Financial services also grew by 10 per cent, indicating rising credit activity and improved confidence among businesses and consumers, even amid tighter global economic conditions.

Agriculture’s 10 per cent growth was driven primarily by export crops, which rose by 35 per cent. Coffee and tea, two of Rwanda’s most important foreign exchange earners, posted powerful performances, with tea harvests doubling and coffee production rising by 32 per cent.

This recovery reflects improved weather conditions compared to the same period last year, ongoing investments in irrigation, fertiliser use, and value addition, and favourable international prices for some export commodities.

Food crop production also rebounded after a sharp contraction in 2024, easing pressure on domestic food supply and inflation, and supporting rural incomes.

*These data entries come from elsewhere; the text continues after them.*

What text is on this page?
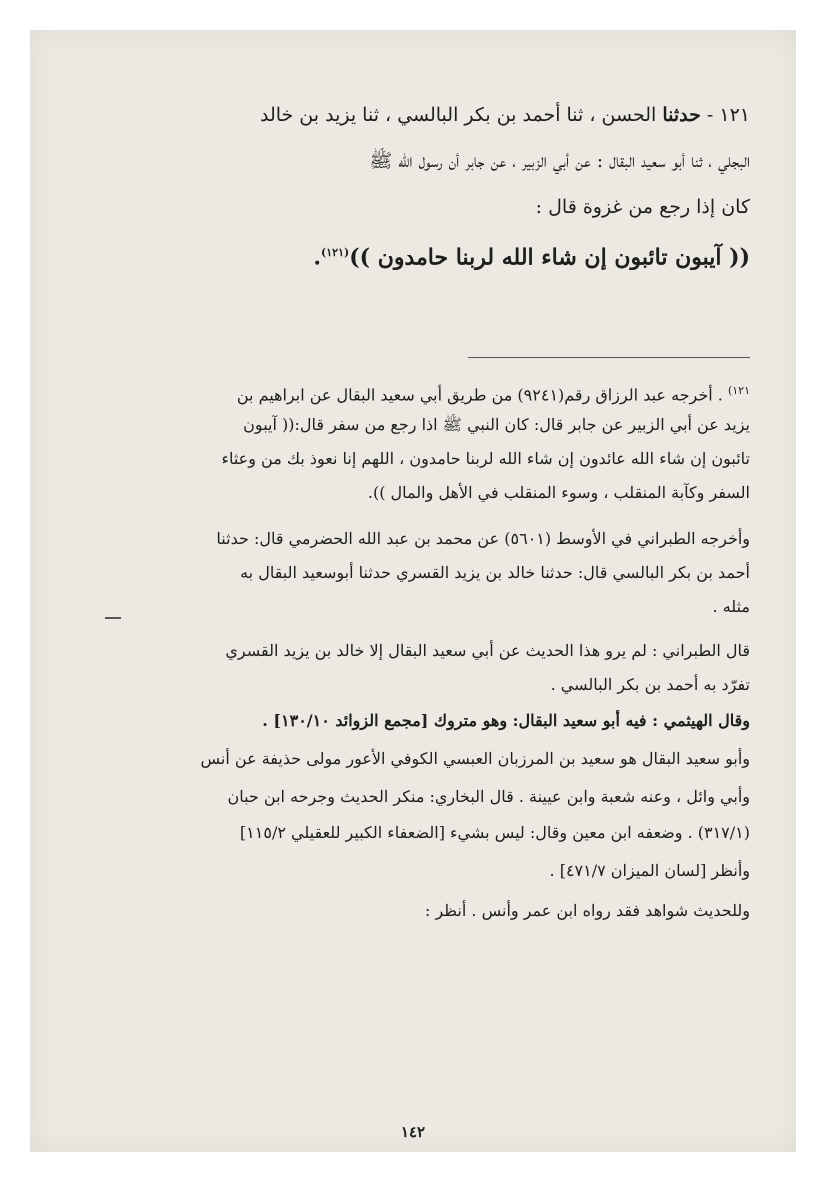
١٢١ - حدثنا الحسن ، ثنا أحمد بن بكر البالسي ، ثنا يزيد بن خالد
البجلي ، ثنا أبو سعيد البقال : عن أبي الزبير ، عن جابر أن رسول الله ﷺ
كان إذا رجع من غزوة قال :
(( آيبون تائبون إن شاء الله لربنا حامدون ))$^{(١٢١)}$.
$^{١٢١)}$ . أخرجه عبد الرزاق رقم(٩٢٤١) من طريق أبي سعيد البقال عن ابراهيم بن
يزيد عن أبي الزبير عن جابر قال: كان النبي ﷺ اذا رجع من سفر قال:(( آيبون
تائبون إن شاء الله عائدون إن شاء الله لربنا حامدون ، اللهم إنا نعوذ بك من وعثاء
السفر وكآبة المنقلب ، وسوء المنقلب في الأهل والمال )).
وأخرجه الطبراني في الأوسط (٥٦٠١) عن محمد بن عبد الله الحضرمي قال: حدثنا
أحمد بن بكر البالسي قال: حدثنا خالد بن يزيد القسري حدثنا أبوسعيد البقال به
مثله .
قال الطبراني : لم يرو هذا الحديث عن أبي سعيد البقال إلا خالد بن يزيد القسري
تفرّد به أحمد بن بكر البالسي .
وقال الهيثمي : فيه أبو سعيد البقال: وهو متروك [مجمع الزوائد ١٣٠/١٠] .
وأبو سعيد البقال هو سعيد بن المرزبان العبسي الكوفي الأعور مولى حذيفة عن أنس
وأبي وائل ، وعنه شعبة وابن عيينة . قال البخاري: منكر الحديث وجرحه ابن حبان
(٣١٧/١) . وضعفه ابن معين وقال: ليس بشيء [الضعفاء الكبير للعقيلي ١١٥/٢]
وأنظر [لسان الميزان ٤٧١/٧] .
وللحديث شواهد فقد رواه ابن عمر وأنس . أنظر :
١٤٢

Behind the sectoral performance lies continued policy stability and public spending targeted at productive sectors. Government investment in infrastructure has remained a central pillar of economic strategy. At the same time, reforms aimed at improving the business environment have supported private sector participation, particularly in construction, manufacturing, and services.

The steady rise in quarterly growth, from 6.5 per cent in the first quarter to 7.8 per cent in the second, suggests that the third-quarter surge is not an isolated spike but part of a broader upward trend.

Despite the strong overall performance, the data also highlight areas of uneven recovery. 

Hotels and restaurants declined by 3 per cent, reflecting lingering pressures in tourism and hospitality, while health services contracted by 16 per cent, partly due to base effects following higher spending in previous periods.

“The third-quarter performance reflects the cumulative impact of sustained public investment and policy consistency. Growth is being driven by productive sectors that generate jobs, strengthen domestic value chains, and improve household incomes,” said Finance Minister Yusuf Murangwa.

“Negative growth rates in hotels and restaurants do not necessarily signal contraction, but rather slower expansion compared to earlier performance,” said Yusuf Murangwa, the Minister of Finance.